Perhaps our mistake is in wanting to use films, to have
them cater to us and keep us from boredom, rather than to
see them, love them, and respect them as the free,
precious, ephemeral things that they are.
All this may
make it sound like I’m making an “eat your vegetables”
argument for watching My Neighbor Totoro. I do think that
most children’s entertainment has been pumped with a kind
of spiritual and aesthetic corn syrup, in a desperate
effort to make it go down easy. But I think the
desperation is unnecessary, and has resulted in a sort of
“Dorito effect” in children’s media: louder, faster,
higher-stimulus, partially-hydrogenated entertainment is
addictive, and tends to crowd out quieter pleasures.
And this sums up a scene that, after 1.5 viewings has already stuck fast in my mind, far better than I can:
I remember how Mei first met the giant Totoro—innocently,
awkwardly climbing onto the belly of this unknown beast,
but somehow sensing in the cadence and rumble of his
powerful breath that he was good.

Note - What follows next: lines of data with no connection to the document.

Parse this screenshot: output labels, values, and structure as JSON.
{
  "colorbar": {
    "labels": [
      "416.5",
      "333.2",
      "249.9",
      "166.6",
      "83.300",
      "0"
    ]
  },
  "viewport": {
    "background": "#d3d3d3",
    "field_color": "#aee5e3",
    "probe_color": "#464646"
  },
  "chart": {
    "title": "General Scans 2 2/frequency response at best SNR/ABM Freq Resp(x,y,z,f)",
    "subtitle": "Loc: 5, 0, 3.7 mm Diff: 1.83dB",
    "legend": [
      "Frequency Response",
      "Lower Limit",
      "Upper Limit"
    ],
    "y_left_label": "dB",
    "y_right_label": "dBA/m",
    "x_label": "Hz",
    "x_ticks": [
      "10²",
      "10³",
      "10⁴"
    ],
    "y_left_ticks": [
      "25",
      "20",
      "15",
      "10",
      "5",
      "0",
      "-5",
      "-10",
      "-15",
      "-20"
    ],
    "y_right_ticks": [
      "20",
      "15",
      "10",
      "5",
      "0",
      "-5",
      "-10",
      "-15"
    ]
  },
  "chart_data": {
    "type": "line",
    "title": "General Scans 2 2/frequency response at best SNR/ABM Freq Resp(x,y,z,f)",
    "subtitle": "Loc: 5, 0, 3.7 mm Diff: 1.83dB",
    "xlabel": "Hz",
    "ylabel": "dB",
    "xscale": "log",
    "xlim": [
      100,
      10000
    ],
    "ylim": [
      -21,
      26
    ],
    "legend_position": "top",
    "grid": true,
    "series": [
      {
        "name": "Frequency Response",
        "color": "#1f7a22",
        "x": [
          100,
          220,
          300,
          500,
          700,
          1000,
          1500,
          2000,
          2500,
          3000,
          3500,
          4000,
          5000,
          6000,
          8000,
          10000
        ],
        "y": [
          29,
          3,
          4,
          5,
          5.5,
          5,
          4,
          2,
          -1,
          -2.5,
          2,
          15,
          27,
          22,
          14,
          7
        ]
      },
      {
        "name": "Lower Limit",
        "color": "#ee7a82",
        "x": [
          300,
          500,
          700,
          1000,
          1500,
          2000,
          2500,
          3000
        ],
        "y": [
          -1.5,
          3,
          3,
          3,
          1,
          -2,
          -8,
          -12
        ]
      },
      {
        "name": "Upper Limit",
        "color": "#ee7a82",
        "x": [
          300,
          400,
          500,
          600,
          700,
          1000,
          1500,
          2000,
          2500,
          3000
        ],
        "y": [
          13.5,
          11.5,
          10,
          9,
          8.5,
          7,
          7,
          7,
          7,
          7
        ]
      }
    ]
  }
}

As I watched Mei’s
delicate physical and emotional arc over the scene—she
goes from giggling delight to apprehension to
full-throated roaring to, at last, a deep and peaceful
sleep—I could feel love emanating from the frame. Love for
Totoro, love for Mei, love for the forest, love for the
viewer.
A few days ago, Ess and I were walking through the garage to get the watering cans so she could play her current favorite outdoor game: mashing tiny toy ladybugs and ducks and geese in the dirt so she can rinse them off in the watering can water. She’ll do this for the better part of an hour before losing interest. So anyway, Ess starts conversations on her own. I love her topics:
*cough cough*
I ate some bugs there on the bike ride.